Imagine my upset over having been brutally infected with MRSA during the earlier hospital stay and now being asked to pony up money I didn't have to pay a co-pay for another hospital visit I never should have needed. Surgeons remove one of my MRSA-infected veins from wrist to shoulder, my lungs filled with septic embolisms, and I was critically ill for another nine days in the hospital followed by my lengthy recuperation at home with nursing care. My income stopped instantly. My bills did not. That's brutality.
In our society we've become almost silent participants in much of the systemic brutality that plays out like what patients face in our health care system. Speaking up against economic and other injustices often means your access to care or other needed services will be cut off. You'll be labeled a trouble-maker. In terms of accessing health care for someone you love, ever try challenging a health care provider about their profit-driven motivations? I have. My husband has. And we've been dismissed as patients as the result. That's brutality. You are either forced to go along with the rules the powerful, monied (and often white) interests have set up to their own benefit, or you risk being thrown out all together.

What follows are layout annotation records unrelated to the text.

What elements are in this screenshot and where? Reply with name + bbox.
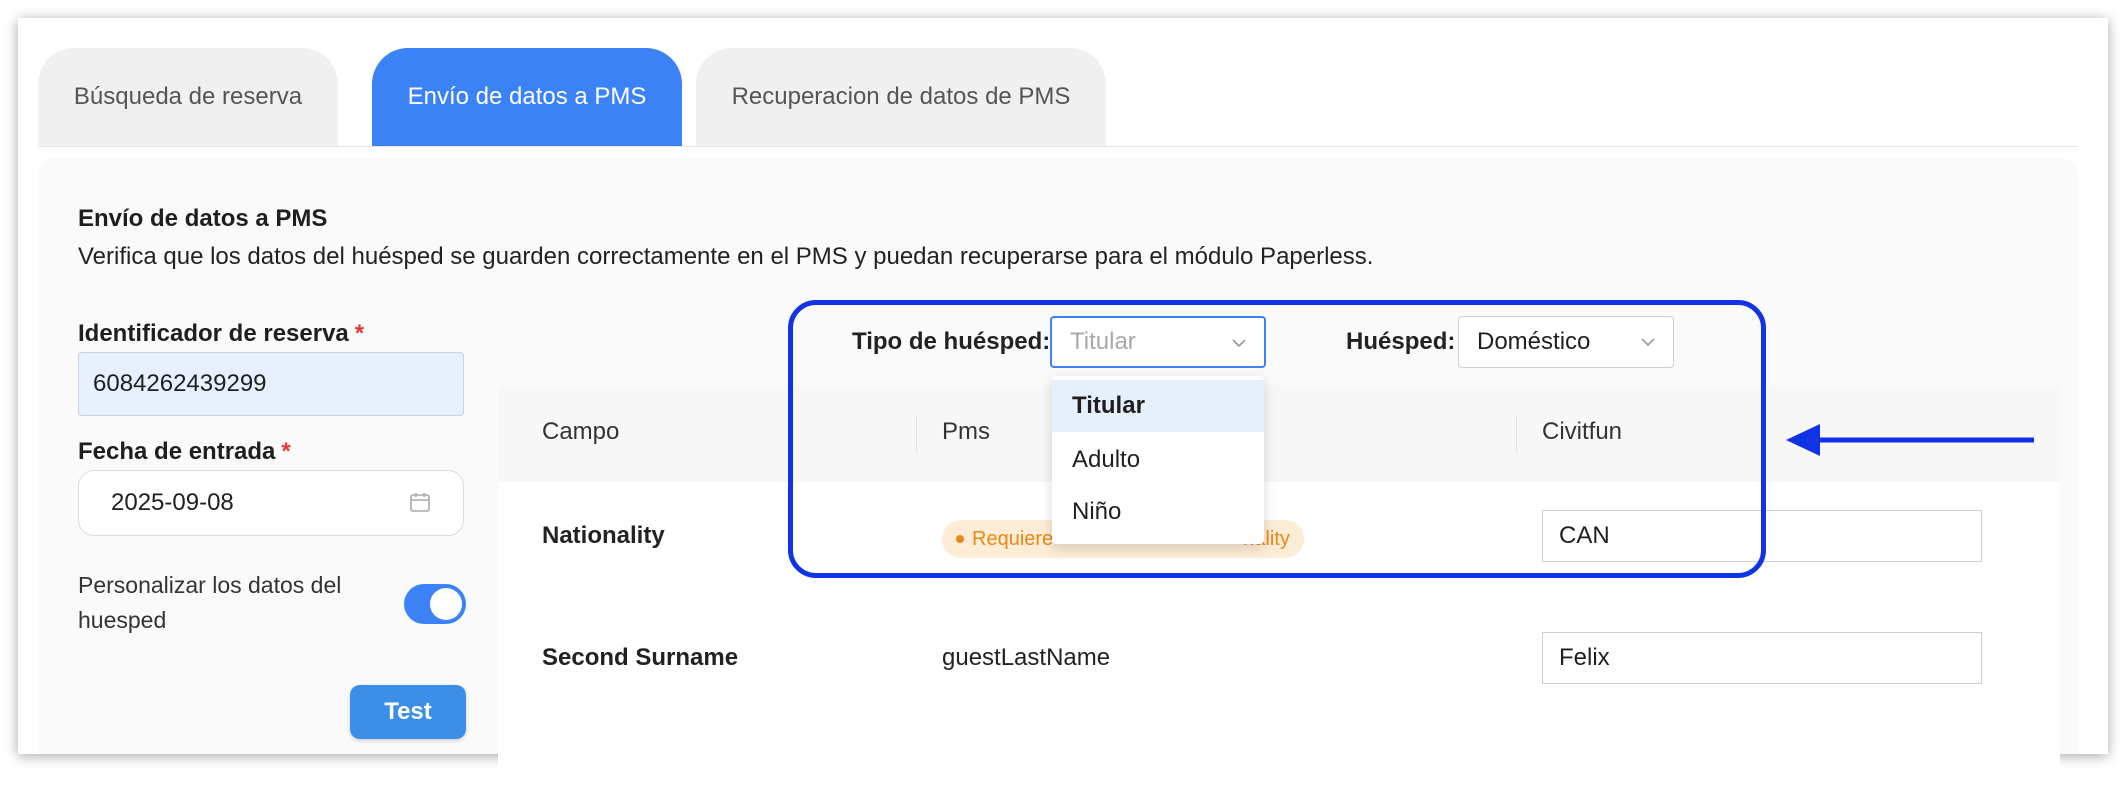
tab-bar: Búsqueda de reserva Envío de datos a PMS… [38,48,2078,147]
reservation-id-label: Identificador de reserva * [78,320,365,347]
required-mark: * [354,320,365,347]
toggle-knob [430,588,462,620]
annotation-highlight-box [788,300,1766,578]
tab-envio-datos-pms[interactable]: Envío de datos a PMS [372,48,682,146]
test-button[interactable]: Test [350,685,466,739]
customize-guest-label: Personalizar los datos del huesped [78,572,342,633]
entry-date-value: 2025-09-08 [111,489,234,516]
tab-recuperacion-datos-pms[interactable]: Recuperacion de datos de PMS [696,48,1106,146]
reservation-id-input[interactable]: 6084262439299 [78,352,464,416]
required-mark: * [281,438,291,465]
row-second-surname-campo: Second Surname [542,644,739,671]
entry-date-input[interactable]: 2025-09-08 [78,470,464,536]
entry-date-label: Fecha de entrada * [78,438,291,465]
civitfun-second-surname-input[interactable]: Felix [1542,632,1982,684]
row-second-surname-pms: guestLastName [942,644,1111,671]
annotation-arrow-icon [1786,424,2034,456]
calendar-icon[interactable] [409,491,431,513]
tab-busqueda-reserva[interactable]: Búsqueda de reserva [38,48,338,146]
section-description: Verifica que los datos del huésped se gu… [78,243,1374,270]
customize-guest-toggle[interactable] [404,584,466,624]
row-nationality-campo: Nationality [542,522,665,549]
section-title: Envío de datos a PMS [78,205,328,232]
col-header-campo: Campo [542,418,620,445]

In our health care system you often see black patients being cared for alongside white patients in more racially diverse numbers than other places in our society, and the reasons are pretty simple. Our health care system is color blind to everything except green -- money and the ability to pay with either public or private health benefits, cash or credit card. If you can pay or if someone will pay on your behalf, there is likely a provider who will care for you. If you are broke or lack coverage -- no matter what color your skin -- you will have trouble getting care. My support for an improved, expanded Medicare for all for life system stems from the belief that health care is a human right and that no one should go without care when it is necessary.
I believe economic inequality is what drives despair that crosses all racial and cultural divides and also keeps people shuttered in their homes until the most appalling events turn quiet desperation to active rage. Yet in so many areas of our society we've come to accept that economic disparity is an acceptable method of segregation. We see it as the individual's fault if he or she has not worked his or her way out of difficult economic conditions. Black, brown or white, if you haven't worked hard enough to lift yourself out, you deserve to struggle for life's basic necessities. Health care, housing, food, water, transportation, education, and a safe, decent community are yours if you are economically sound. If not, you will likely live in a less desirable community and have less access to opportunities that others have. That is brutality.
I'll be writing more about my MRSA journey later as some of the cost-saving measures that were taken by my health care providers certainly need illumination as part of a health care system driven by profits. For now I hope we can find more and more ways to band together with other people who struggle with economic inequality and have grown tired of the wealthy telling us how we feel and how they have the answers for our redemption. A lack of money is not necessarily a lack of intelligence. And if we are to make our society less brutal for future generations, we must be willing to call out brutal conditions on the streets of Baltimore and in the ER treatment rooms of Denver and wherever else we find it.